Bed, Marry, Kill: Food Trends We'll Love Forever, and Trends We Can't Wait to Forget

Recently, we've seen the rise of everything from hyper veganism to cronuts and Sriracha-flavored everything, but not every trend can go the way of chicken and waffles or Asian Cajun shrimp boils. Some are destined to be married, some are meant to be beded and left, and the rest, well… they might not be the best to talk about.

These are the food trends that we'd love to take home to the parentals, the ones we'll always remember fondly and the ones we can't wait to forget.


Cronuts — Bed

Earlier this year, everyone from New York to Los Angeles was getting in line for the croissant-donut hybrid lovingly christened the “cronut,” and it's time to ask the long-awaited question: Does it have staying power of the classic croissant or the mighty American donut?

Well, no. Don't get me wrong, the cronut makes for great food porn, but its buttery-fried texture means eating one is a slightly overwhelming experience, even worse when it's covered in sweet cream. That being the case, the cronut is an experience, so it's worth giving it at least a one-night stand.

Juice Bars — Marry

Who knew that one great day we would be drinking our kale. Kale-stained juice bars like Nekter and Juice It Up! have been sprouting on every Southern Californian corner, joining the ranks of the “JUGOS NATURALES” stands and redefining our idea of what makes for a refreshing drink. They're here to stay, because where else but Southern California can you enjoy a glass of cold juice in February?
Sriracha-Flavored Everything — Kill

Sriracha vodka, sriracha candy canes, sriracha lip balm, lollipops, and popcorn, the guys at J&D are seriously trying to bring Sriracha into every aspect of your life, and I'm going to say it's starting to get annoying. Sriracha itself is great, the coercion of its flavor into every food commodity possible is getting out of hand. Slippery slope argument be damned; next thing you know, you will be finding it in your frappuccino and as the filling in your chocolate, and who knows what that will do to us. [Not to mention the complete disconnect between anything sriracha-flavored and Huy Fong's genuine cock sauce. We know, we know, sriracha is a Thai sauce, not a Huy Fong creation, but there's no way it'd be as big in the US without David Tran.]

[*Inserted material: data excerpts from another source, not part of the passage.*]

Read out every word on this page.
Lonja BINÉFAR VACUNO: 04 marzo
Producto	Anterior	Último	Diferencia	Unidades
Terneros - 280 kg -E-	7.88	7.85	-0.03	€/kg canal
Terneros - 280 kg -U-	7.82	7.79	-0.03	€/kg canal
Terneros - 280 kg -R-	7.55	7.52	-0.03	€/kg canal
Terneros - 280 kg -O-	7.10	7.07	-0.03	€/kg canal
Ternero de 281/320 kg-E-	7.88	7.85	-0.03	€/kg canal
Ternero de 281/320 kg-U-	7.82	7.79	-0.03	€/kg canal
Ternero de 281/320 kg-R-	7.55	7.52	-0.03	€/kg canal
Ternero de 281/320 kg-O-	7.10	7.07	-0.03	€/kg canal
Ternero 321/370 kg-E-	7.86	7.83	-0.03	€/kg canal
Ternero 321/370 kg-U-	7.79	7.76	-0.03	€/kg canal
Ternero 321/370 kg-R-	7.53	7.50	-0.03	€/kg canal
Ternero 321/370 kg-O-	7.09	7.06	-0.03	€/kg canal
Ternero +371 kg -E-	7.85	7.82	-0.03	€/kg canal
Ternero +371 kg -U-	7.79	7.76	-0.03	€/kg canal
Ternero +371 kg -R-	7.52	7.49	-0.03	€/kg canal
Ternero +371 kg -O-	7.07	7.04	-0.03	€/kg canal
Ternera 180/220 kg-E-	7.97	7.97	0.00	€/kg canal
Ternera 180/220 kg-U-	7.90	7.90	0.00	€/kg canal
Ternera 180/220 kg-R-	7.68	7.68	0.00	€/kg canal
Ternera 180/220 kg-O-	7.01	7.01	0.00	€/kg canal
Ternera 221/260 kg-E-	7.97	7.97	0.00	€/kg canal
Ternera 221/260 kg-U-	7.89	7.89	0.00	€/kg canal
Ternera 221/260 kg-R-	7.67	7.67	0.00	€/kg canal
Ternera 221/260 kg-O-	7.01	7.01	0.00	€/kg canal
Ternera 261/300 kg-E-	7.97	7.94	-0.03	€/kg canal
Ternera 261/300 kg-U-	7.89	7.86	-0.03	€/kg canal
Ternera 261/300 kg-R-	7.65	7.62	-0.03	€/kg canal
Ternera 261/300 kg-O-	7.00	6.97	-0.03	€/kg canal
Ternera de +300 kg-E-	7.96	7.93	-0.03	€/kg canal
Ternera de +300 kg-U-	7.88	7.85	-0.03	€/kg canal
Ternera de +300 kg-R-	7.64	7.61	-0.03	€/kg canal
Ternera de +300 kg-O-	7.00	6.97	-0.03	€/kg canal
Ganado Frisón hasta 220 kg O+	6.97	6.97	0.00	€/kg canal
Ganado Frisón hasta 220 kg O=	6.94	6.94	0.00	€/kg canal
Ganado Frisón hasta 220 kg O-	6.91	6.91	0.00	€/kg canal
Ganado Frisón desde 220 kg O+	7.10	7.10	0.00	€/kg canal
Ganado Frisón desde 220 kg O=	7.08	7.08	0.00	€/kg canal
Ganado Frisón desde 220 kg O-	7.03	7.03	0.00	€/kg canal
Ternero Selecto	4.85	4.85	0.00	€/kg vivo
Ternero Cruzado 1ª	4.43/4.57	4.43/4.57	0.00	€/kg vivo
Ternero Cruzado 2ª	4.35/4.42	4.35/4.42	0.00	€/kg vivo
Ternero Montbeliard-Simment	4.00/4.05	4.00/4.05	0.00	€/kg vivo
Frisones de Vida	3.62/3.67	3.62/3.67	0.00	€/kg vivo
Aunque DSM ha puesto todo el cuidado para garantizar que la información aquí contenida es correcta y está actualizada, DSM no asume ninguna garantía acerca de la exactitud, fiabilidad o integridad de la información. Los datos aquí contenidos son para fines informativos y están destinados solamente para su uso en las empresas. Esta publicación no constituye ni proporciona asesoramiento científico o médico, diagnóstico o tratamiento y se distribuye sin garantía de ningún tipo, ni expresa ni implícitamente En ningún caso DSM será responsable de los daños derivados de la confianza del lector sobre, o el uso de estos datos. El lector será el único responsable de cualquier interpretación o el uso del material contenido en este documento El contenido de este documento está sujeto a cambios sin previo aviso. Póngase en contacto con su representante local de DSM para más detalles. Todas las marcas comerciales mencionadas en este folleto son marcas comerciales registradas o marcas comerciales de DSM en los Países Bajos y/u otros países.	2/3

Liquid Nitrogen Ice Cream — Bed

Even if the taste of LN ice cream doesn't blow you out of this world in a rocket ship made of love, it'll at least you leave you feeling infatuated. The experiences at liquid nitrogen ice cream shops are comparable to finding a science museum where everything is edible. Remember that feeling when you first visited Portola? When you were impressed before you even had the coffee? It's that feeling but again.
That being said, LN ice cream will never replace the same thing. There's just not much past the novelty, but you don't want to miss out on the fun of feeling like a kid again, even if it's not the best thing you've ever eaten.

Egg-and-Gluten-Free Desserts — Bed

Egg- and gluten-free desserts are impressive in the untraditional way they are produced and their surprisingly pleasant taste, but they still fight a trailing battle against their egg-and-gluten-containing counterparts. Nice to have every once in awhile, I'm not expecting everyone to switch anytime soon.

Totally Organic Restaurants — Marry

In a country with a food culture so heavily impacted by fast food and artificial ingredients, it's refreshing to see Southern Californian restaurateurs trying to go local and organic. While fast food is indeed fast and guiltily satisfying, eating at an organic restaurant will not only show you how literally wholesome organic produce tastes, but it will leave you more feeling conscious about where food comes from too.
Fancy Banh Mi Joints — Kill

When it's easy enough to get a $3 banh mi in Little Saigon, there's no point in shelling out for a $14 sandwich at some cliché hipster spot, especially when it fails to compare to the genuine standby. Why would you pay nearly three times as much for something worse, anyway?

Raw Veganism — Bed

Going on a sustainable, raw vegan diet deserves some mad respect because, let's face it, most of us would be complaining about the horror five hours in. A life without well-done Buffalo wings, steak and fried carbs? Or even fire? That sounds kind of crazy. So, kudos to those of you who can, but we'll pass. [Editor's note: Read Dominique Boubion's attempt to go raw vegan… here!]

Korean-Mexican Fusion — Marry

If there are two ethnic foods that complement each other like Noah and Allie from the Notebook, it's Korean and Mexican food. Because these two cuisines consist of distinguishingly yummy meats, it's no wonder that swapping carne asada and bulgogi and kimchi, rice paper and tortilla has consistently worked out well. Fusion food, let's make it official, you're one of the most Southern Californian things about Southern California.

Fancy Fast Food — Kill

Listen, every major fast food chain in existence, stop trying too hard. It's okay to be cheap, simple and quick, that's who you are and that's why we go to you. You don't need artisan ciabatta, brioche or pretzel buns, you burgers don't need to break $5. You're fine just the way you are.